Poems and Texts

from DISTANCE DECAY by Cathy Eisenhower

from Distance Decay

When you are not raging me, I am not considering not raging you.

From want of speechlessness and also from being in it.

What my structure is is this loom toward analysis.

If staring wild at vector shadows launched from a live source of mouth light
can extract loving heads that nuzzle from inside the body walls,
then what else could it possibly fucking want.

Whose mind has entered a man as hands full of diffident countries, font-shaped.

It holds lament patiently in its arrows.

This is the way we eyes clear the entering.

But the more I make of force as peer, the stranger I am dreamt.

That I belong to it of body-colored ink, a mineral year.

I try to be discursive.
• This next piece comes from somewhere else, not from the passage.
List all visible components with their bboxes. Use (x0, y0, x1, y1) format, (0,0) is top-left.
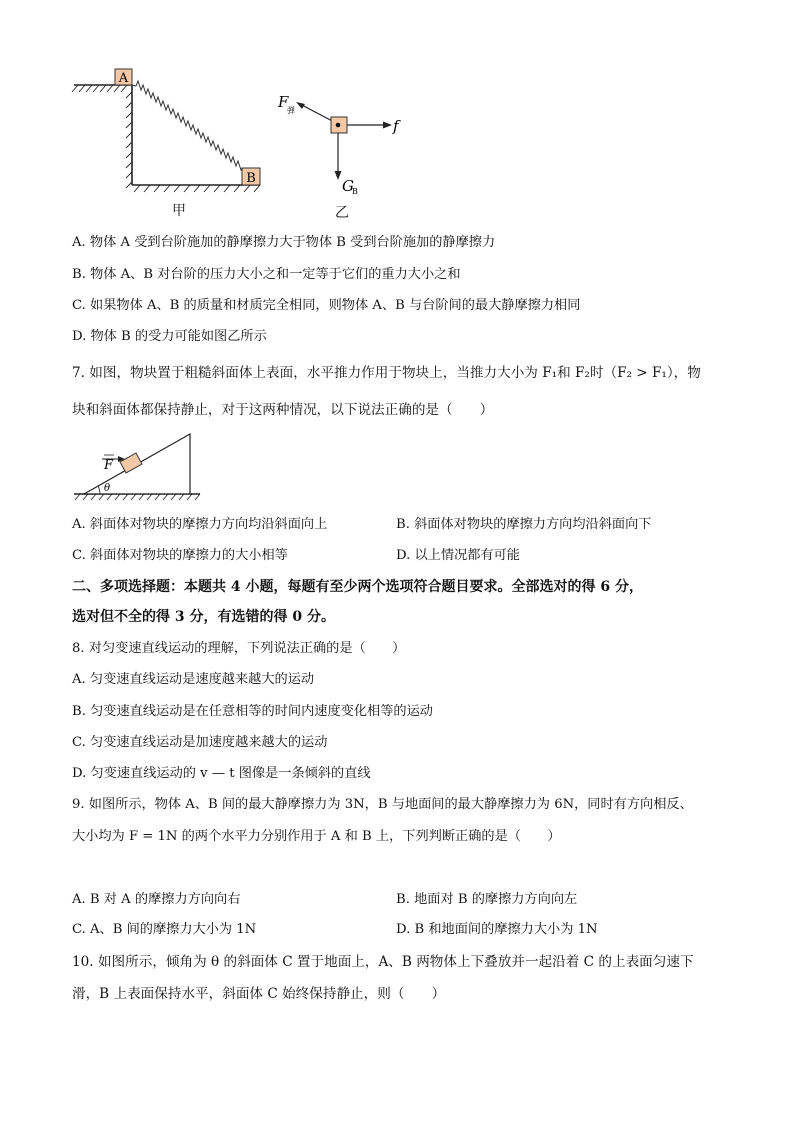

Miraculous.

Cathy Eisenhower

Cathy Eisenhower lives and works as a therapist in Washington, DC, and is the author of distance decay (Ugly Duckling Presse, 2015), Language of the Dog-heads (Phylum 2001), clearing without reversal (Edge 2008), and would with and (Roof 2009). She is co-translating the selected poems of Argentine poet Diana Bellessi and co-curated the In Your Ear Reading Series for several years. Her work has recently appeared in The Recluse, Aufgabe, West Wind Review, The Brooklyn Rail, and Fence.